No one touch anything.

The propagation delay of the DSLR is such, that it must be triggered around 63 milliseconds before the wire is exploded. This timing delay is handled with the use of a Camera Axe running a custom firmware. Final calibration of the system was achieved by taking many photographs of the trigger spark at faster and faster shutter speeds.

Camera Axe lower left.
Testing revealed that the propagation delay in the camera varies by as much as 120µs depending what lens is fitted to the camera.

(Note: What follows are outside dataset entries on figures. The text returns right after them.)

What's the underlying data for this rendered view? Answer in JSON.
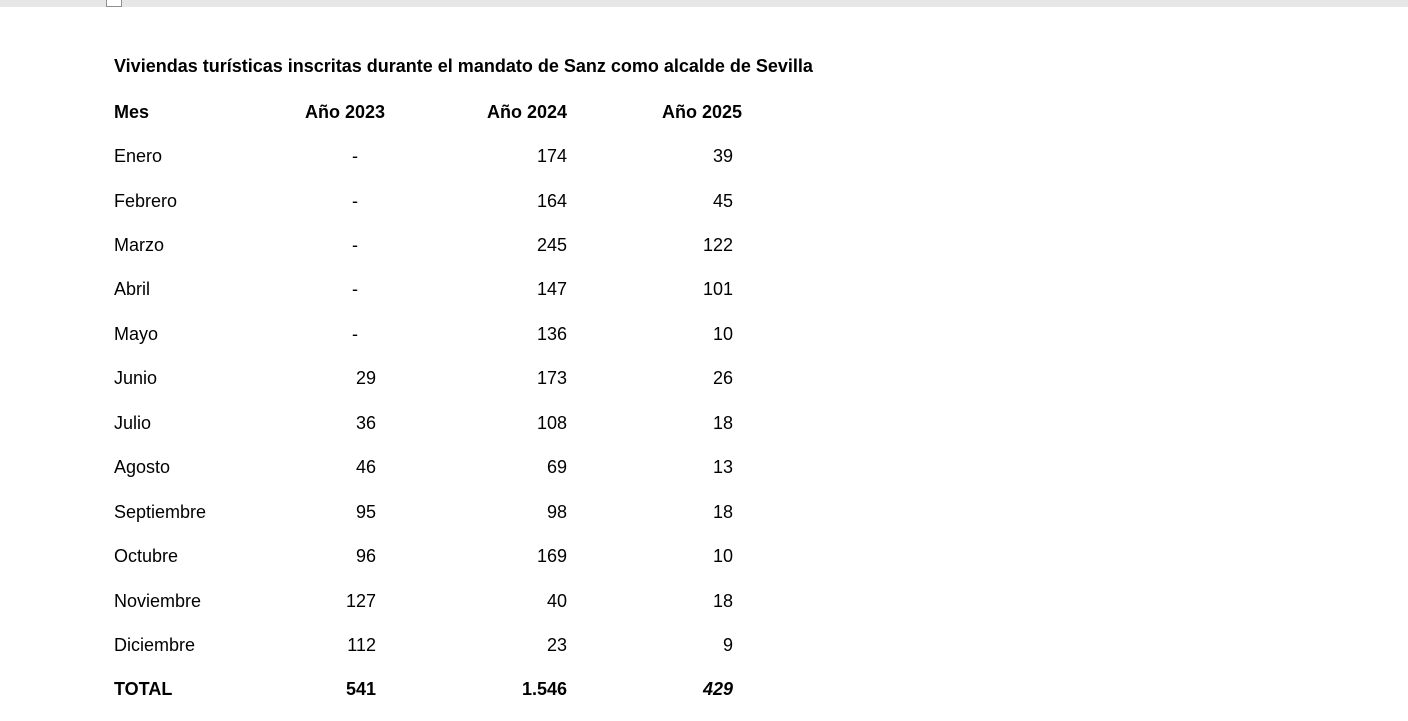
{
  "colors": {
    "top_bar": "#e7e7e7",
    "page_background": "#ffffff",
    "text": "#000000"
  },
  "document": {
    "title": "Viviendas turísticas inscritas durante el mandato de Sanz como alcalde de Sevilla",
    "table": {
      "columns": [
        "Mes",
        "Año 2023",
        "Año 2024",
        "Año 2025"
      ],
      "rows": [
        [
          "Enero",
          "-",
          "174",
          "39"
        ],
        [
          "Febrero",
          "-",
          "164",
          "45"
        ],
        [
          "Marzo",
          "-",
          "245",
          "122"
        ],
        [
          "Abril",
          "-",
          "147",
          "101"
        ],
        [
          "Mayo",
          "-",
          "136",
          "10"
        ],
        [
          "Junio",
          "29",
          "173",
          "26"
        ],
        [
          "Julio",
          "36",
          "108",
          "18"
        ],
        [
          "Agosto",
          "46",
          "69",
          "13"
        ],
        [
          "Septiembre",
          "95",
          "98",
          "18"
        ],
        [
          "Octubre",
          "96",
          "169",
          "10"
        ],
        [
          "Noviembre",
          "127",
          "40",
          "18"
        ],
        [
          "Diciembre",
          "112",
          "23",
          "9"
        ]
      ],
      "total": [
        "TOTAL",
        "541",
        "1.546",
        "429"
      ]
    }
  }
}
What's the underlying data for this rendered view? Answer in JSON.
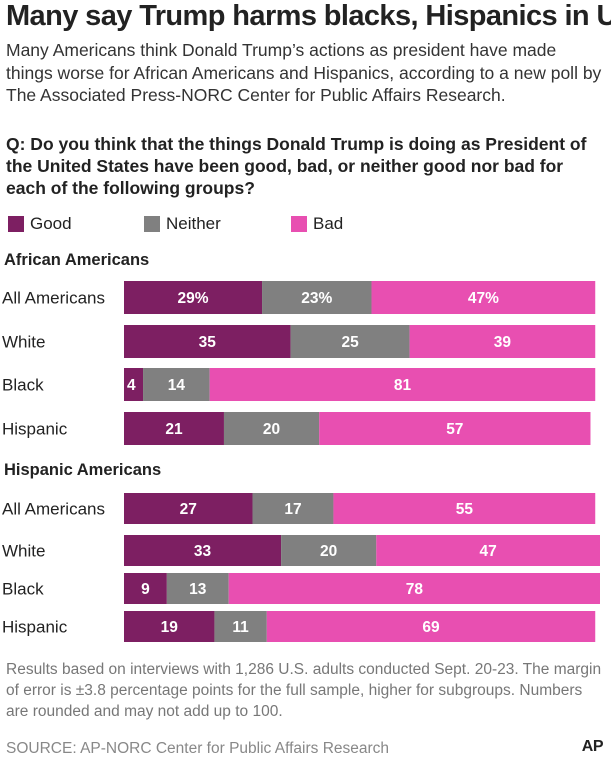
{
  "title": "Many say Trump harms blacks, Hispanics in US",
  "subtitle": "Many Americans think Donald Trump’s actions as president have made things worse for African Americans and Hispanics, according to a new poll by The Associated Press-NORC Center for Public Affairs Research.",
  "question": "Q: Do you think that the things Donald Trump is doing as President of the United States have been good, bad, or neither good nor bad for each of the following groups?",
  "legend": [
    {
      "label": "Good",
      "color": "#7d1f62"
    },
    {
      "label": "Neither",
      "color": "#808080"
    },
    {
      "label": "Bad",
      "color": "#e84fb1"
    }
  ],
  "footnote": "Results based on interviews with 1,286 U.S. adults conducted Sept. 20-23. The margin of error is ±3.8 percentage points for the full sample, higher for subgroups. Numbers are rounded and may not add up to 100.",
  "source": "SOURCE: AP-NORC Center for Public Affairs Research",
  "logo_text": "AP",
  "chart_data": {
    "type": "bar",
    "orientation": "horizontal",
    "stacked": true,
    "series_names": [
      "Good",
      "Neither",
      "Bad"
    ],
    "colors": [
      "#7d1f62",
      "#808080",
      "#e84fb1"
    ],
    "xlim": [
      0,
      100
    ],
    "groups": [
      {
        "title": "African Americans",
        "rows": [
          {
            "label": "All Americans",
            "values": [
              29,
              23,
              47
            ],
            "display": [
              "29%",
              "23%",
              "47%"
            ]
          },
          {
            "label": "White",
            "values": [
              35,
              25,
              39
            ],
            "display": [
              "35",
              "25",
              "39"
            ]
          },
          {
            "label": "Black",
            "values": [
              4,
              14,
              81
            ],
            "display": [
              "4",
              "14",
              "81"
            ]
          },
          {
            "label": "Hispanic",
            "values": [
              21,
              20,
              57
            ],
            "display": [
              "21",
              "20",
              "57"
            ]
          }
        ]
      },
      {
        "title": "Hispanic Americans",
        "rows": [
          {
            "label": "All Americans",
            "values": [
              27,
              17,
              55
            ],
            "display": [
              "27",
              "17",
              "55"
            ]
          },
          {
            "label": "White",
            "values": [
              33,
              20,
              47
            ],
            "display": [
              "33",
              "20",
              "47"
            ]
          },
          {
            "label": "Black",
            "values": [
              9,
              13,
              78
            ],
            "display": [
              "9",
              "13",
              "78"
            ]
          },
          {
            "label": "Hispanic",
            "values": [
              19,
              11,
              69
            ],
            "display": [
              "19",
              "11",
              "69"
            ]
          }
        ]
      }
    ]
  }
}
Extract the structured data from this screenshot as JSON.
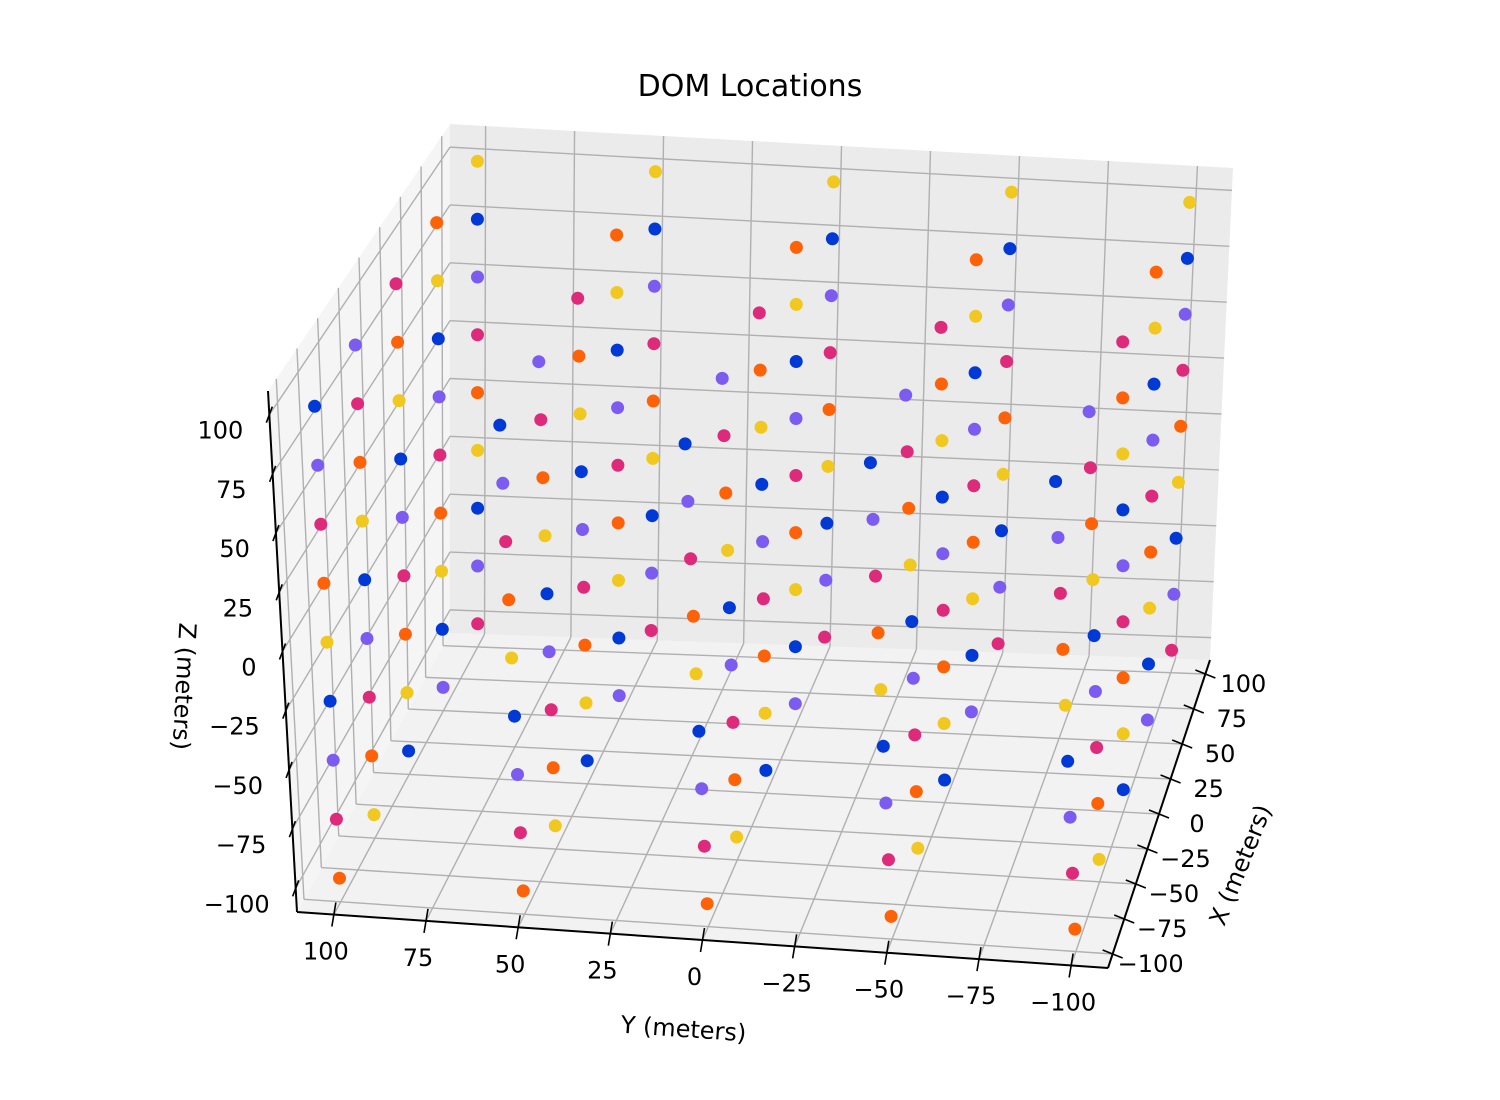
{
  "chart_data": {
    "type": "scatter",
    "title": "DOM Locations",
    "xlabel": "X (meters)",
    "ylabel": "Y (meters)",
    "zlabel": "Z (meters)",
    "xlim": [
      -110,
      110
    ],
    "ylim": [
      -110,
      110
    ],
    "zlim": [
      -110,
      110
    ],
    "xticks": [
      100,
      75,
      50,
      25,
      0,
      -25,
      -50,
      -75,
      -100
    ],
    "yticks": [
      100,
      75,
      50,
      25,
      0,
      -25,
      -50,
      -75,
      -100
    ],
    "zticks": [
      100,
      75,
      50,
      25,
      0,
      -25,
      -50,
      -75,
      -100
    ],
    "x_positions": [
      -100,
      -50,
      0,
      50,
      100
    ],
    "y_positions": [
      100,
      50,
      0,
      -50,
      -100
    ],
    "layer_colors": [
      "#0039d6",
      "#7c5cf0",
      "#de2a7a",
      "#fd6208",
      "#f0c820"
    ],
    "string_color_order": [
      [
        0,
        1,
        2,
        3,
        4
      ],
      [
        1,
        2,
        3,
        4,
        0
      ],
      [
        2,
        3,
        4,
        0,
        1
      ],
      [
        3,
        4,
        0,
        1,
        2
      ],
      [
        4,
        0,
        1,
        2,
        3
      ]
    ],
    "z_values": [
      100,
      75,
      50,
      25,
      0,
      -25,
      -50,
      -75,
      -100
    ],
    "grid": true
  }
}
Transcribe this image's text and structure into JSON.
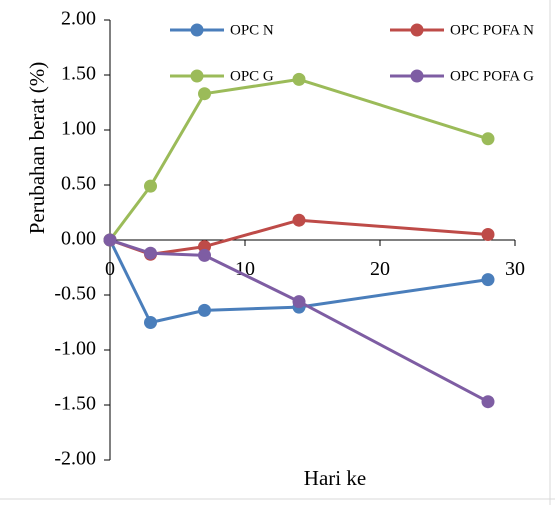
{
  "chart_data": {
    "type": "line",
    "xlabel": "Hari ke",
    "ylabel": "Perubahan berat (%)",
    "xlim": [
      0,
      30
    ],
    "ylim": [
      -2.0,
      2.0
    ],
    "x_ticks": [
      "0",
      "10",
      "20",
      "30"
    ],
    "x_tick_values": [
      0,
      10,
      20,
      30
    ],
    "y_ticks": [
      "2.00",
      "1.50",
      "1.00",
      "0.50",
      "0.00",
      "-0.50",
      "-1.00",
      "-1.50",
      "-2.00"
    ],
    "y_tick_values": [
      2.0,
      1.5,
      1.0,
      0.5,
      0.0,
      -0.5,
      -1.0,
      -1.5,
      -2.0
    ],
    "grid": false,
    "legend_position": "top",
    "series": [
      {
        "name": "OPC N",
        "color": "#4a7ebb",
        "x": [
          0,
          3,
          7,
          14,
          28
        ],
        "y": [
          0.0,
          -0.75,
          -0.64,
          -0.61,
          -0.36
        ]
      },
      {
        "name": "OPC POFA N",
        "color": "#be4b48",
        "x": [
          0,
          3,
          7,
          14,
          28
        ],
        "y": [
          0.0,
          -0.13,
          -0.06,
          0.18,
          0.05
        ]
      },
      {
        "name": "OPC  G",
        "color": "#9bbb59",
        "x": [
          0,
          3,
          7,
          14,
          28
        ],
        "y": [
          0.0,
          0.49,
          1.33,
          1.46,
          0.92
        ]
      },
      {
        "name": "OPC POFA G",
        "color": "#7e5da3",
        "x": [
          0,
          3,
          7,
          14,
          28
        ],
        "y": [
          0.0,
          -0.12,
          -0.14,
          -0.56,
          -1.47
        ]
      }
    ]
  }
}
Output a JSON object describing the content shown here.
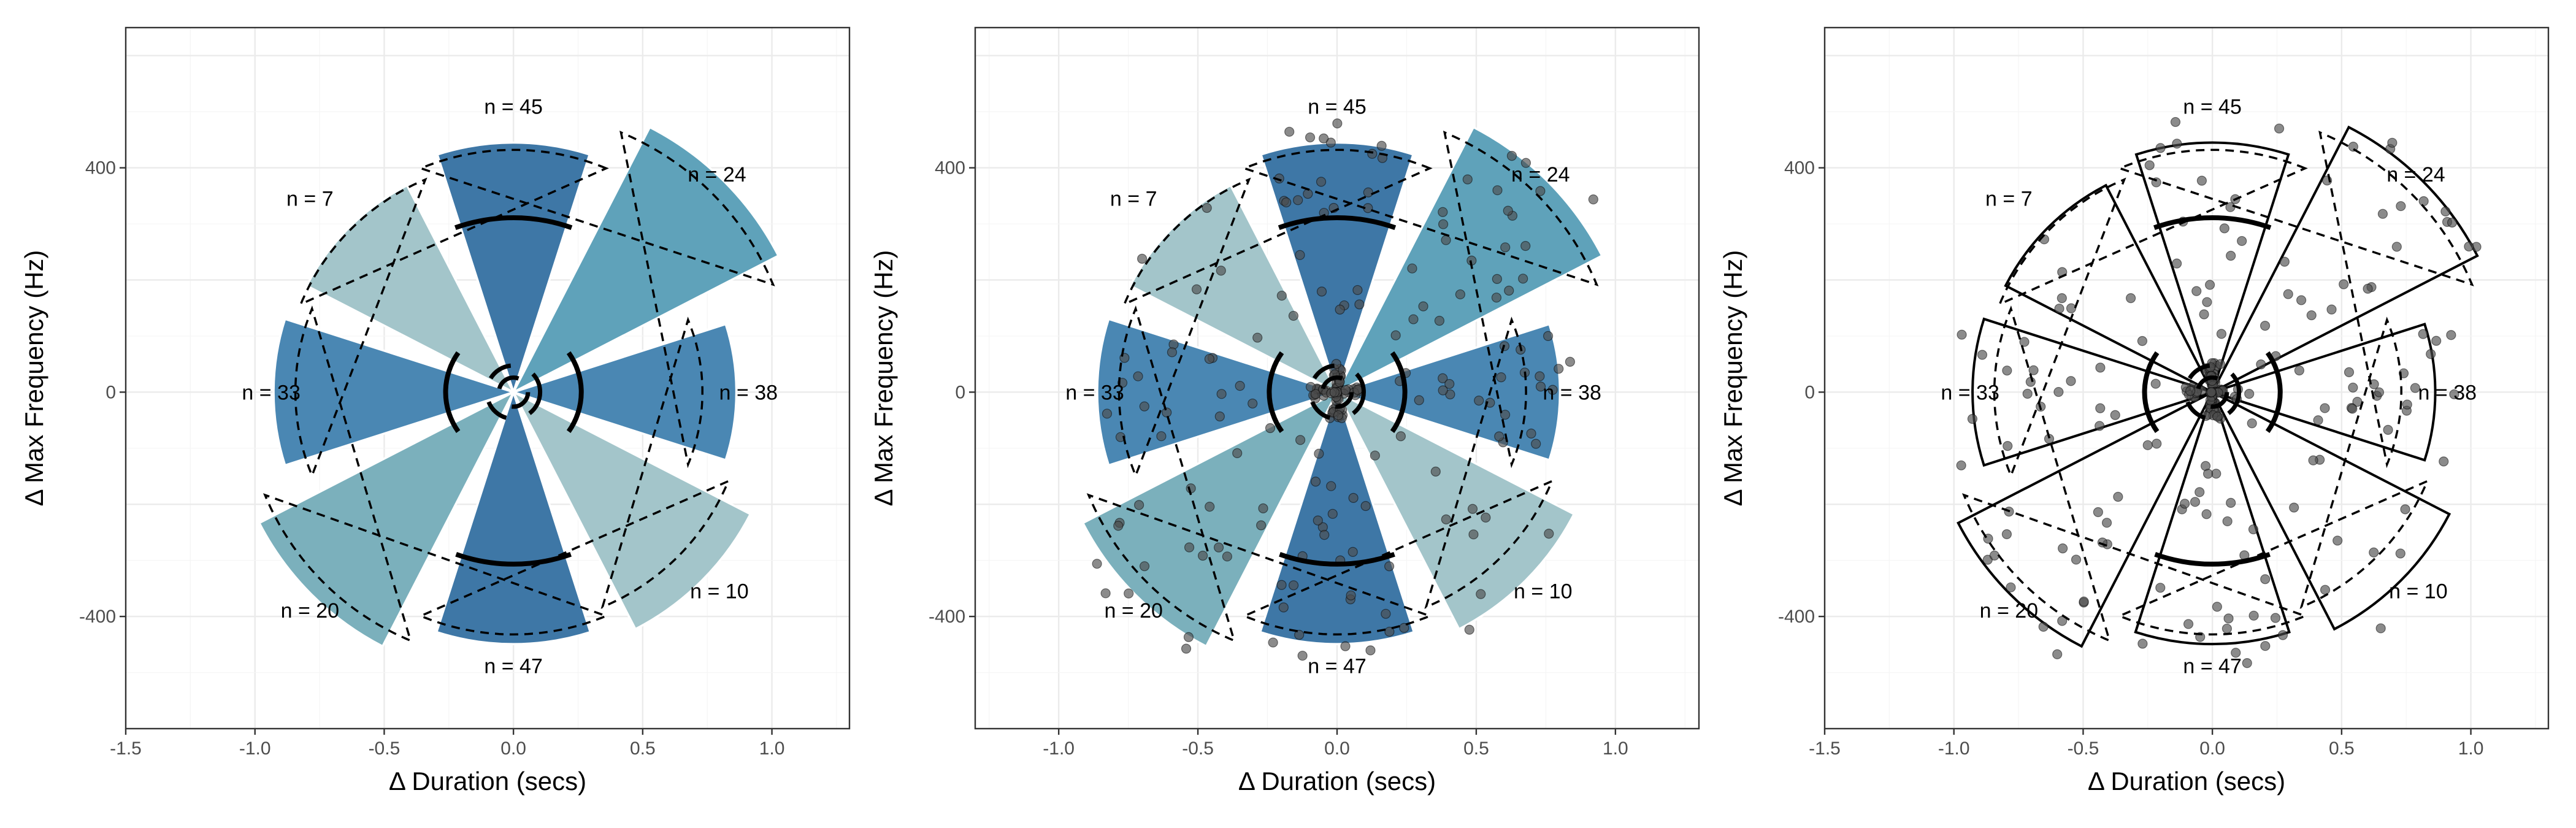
{
  "chart_data": [
    {
      "type": "rose",
      "variant": "filled",
      "xlabel": "Δ Duration (secs)",
      "ylabel": "Δ Max Frequency (Hz)",
      "xlim": [
        -1.5,
        1.3
      ],
      "ylim": [
        -600,
        650
      ],
      "xticks": [
        -1.5,
        -1.0,
        -0.5,
        0.0,
        0.5,
        1.0
      ],
      "xtick_labels": [
        "-1.5",
        "-1.0",
        "-0.5",
        "0.0",
        "0.5",
        "1.0"
      ],
      "yticks": [
        -400,
        0,
        400
      ],
      "ytick_labels": [
        "-400",
        "0",
        "400"
      ],
      "grid": true
    },
    {
      "type": "rose",
      "variant": "filled-with-points",
      "xlabel": "Δ Duration (secs)",
      "ylabel": "Δ Max Frequency (Hz)",
      "xlim": [
        -1.3,
        1.3
      ],
      "ylim": [
        -600,
        650
      ],
      "xticks": [
        -1.0,
        -0.5,
        0.0,
        0.5,
        1.0
      ],
      "xtick_labels": [
        "-1.0",
        "-0.5",
        "0.0",
        "0.5",
        "1.0"
      ],
      "yticks": [
        -400,
        0,
        400
      ],
      "ytick_labels": [
        "-400",
        "0",
        "400"
      ],
      "grid": true
    },
    {
      "type": "rose",
      "variant": "outline-with-points",
      "xlabel": "Δ Duration (secs)",
      "ylabel": "Δ Max Frequency (Hz)",
      "xlim": [
        -1.5,
        1.3
      ],
      "ylim": [
        -600,
        650
      ],
      "xticks": [
        -1.5,
        -1.0,
        -0.5,
        0.0,
        0.5,
        1.0
      ],
      "xtick_labels": [
        "-1.5",
        "-1.0",
        "-0.5",
        "0.0",
        "0.5",
        "1.0"
      ],
      "yticks": [
        -400,
        0,
        400
      ],
      "ytick_labels": [
        "-400",
        "0",
        "400"
      ],
      "grid": true
    }
  ],
  "sectors": [
    {
      "label": "n = 45",
      "n": 45,
      "radius": 1.03,
      "dashed_radius": 1.0,
      "mean_radius": 0.72,
      "color": "#3e77a6",
      "label_pos": [
        0.0,
        1.18
      ]
    },
    {
      "label": "n = 24",
      "n": 24,
      "radius": 1.23,
      "dashed_radius": 1.16,
      "mean_radius": null,
      "color": "#5fa2ba",
      "label_pos": [
        0.84,
        0.9
      ]
    },
    {
      "label": "n = 38",
      "n": 38,
      "radius": 0.92,
      "dashed_radius": 0.78,
      "mean_radius": 0.28,
      "color": "#4a87b3",
      "label_pos": [
        0.97,
        0.0
      ]
    },
    {
      "label": "n = 10",
      "n": 10,
      "radius": 1.1,
      "dashed_radius": 0.96,
      "mean_radius": null,
      "color": "#a3c5ca",
      "label_pos": [
        0.85,
        -0.82
      ]
    },
    {
      "label": "n = 47",
      "n": 47,
      "radius": 1.04,
      "dashed_radius": 1.0,
      "mean_radius": 0.71,
      "color": "#3e77a6",
      "label_pos": [
        0.0,
        -1.13
      ]
    },
    {
      "label": "n = 20",
      "n": 20,
      "radius": 1.18,
      "dashed_radius": 1.11,
      "mean_radius": null,
      "color": "#7bb0bc",
      "label_pos": [
        -0.84,
        -0.9
      ]
    },
    {
      "label": "n = 33",
      "n": 33,
      "radius": 0.99,
      "dashed_radius": 0.9,
      "mean_radius": 0.28,
      "color": "#4a87b3",
      "label_pos": [
        -1.0,
        0.0
      ]
    },
    {
      "label": "n = 7",
      "n": 7,
      "radius": 0.96,
      "dashed_radius": 0.95,
      "mean_radius": null,
      "color": "#a3c5ca",
      "label_pos": [
        -0.84,
        0.8
      ]
    }
  ],
  "center_arcs": [
    0.06,
    0.11
  ],
  "colors": {
    "panel_border": "#333333",
    "grid_major": "#ebebeb",
    "grid_minor": "#f5f5f5",
    "point_fill": "#4d4d4d",
    "outline": "#000000"
  }
}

Changing from landscape to portrait orientation increases the delay by 150µs... Enough to cause much hair loss over time...

The pictures mostly speak for themselves... Here are some of the first shots that were successfully taken, All shots other than the light bulb are 0.15mm diameter copper wire being exploded at approximately 4000v:

The blue band in the image to the right is the rather bright flash caused by the electrical discharge: Things happen so quickly that in the time taken for the shutter to scan the sensor, quite a lot happens.

Rough calculations revealed that the plasma is moving at an average speed of around mach 2 during the duration of the exposure. The rapid expansion of the plasma is evidenced in the photograph to the left of a light bulb having a very bad day.

Changing the camera to portrait orientation so that the shutter scanned along the length of the wire revealed quite a lot more information about what was going on. Along with the fun of discovering the change in propagation delay of the camera.

At this point I turned my attention back to one of the original goals of the project: This was to create lettering with exploding wire plasma in camera.

Attempts at shaping the wire yielded no real results due to the plasma expanding far too rapidly. One interesting side effect was the result of what appears to be the shock waves converging in the corner of the wire: The corner was very neatly "cut" into the black foam core used as the background.

An attempt at creating the letter "L"
The "L" cut into the background.

The next idea was to constrain the plasma in some for of channel, long enough to take the exposure.
An hour or so in front of Sketchup later I had something on the go in my Ultimaker printer:

"L" just before being exploded.
The first revision of the lettering turned out to be too small. The "L" exploded violently whilst spraying PLA shrapnel all over the workshop.

The "L" exploding.
The "L" also failed to constrain the plasma for long enough.

Remains of the "L" mould.

After redesigning the moulds to be bigger and stronger, we started getting much better results:

One can see the wire fragmenting in the flash bar.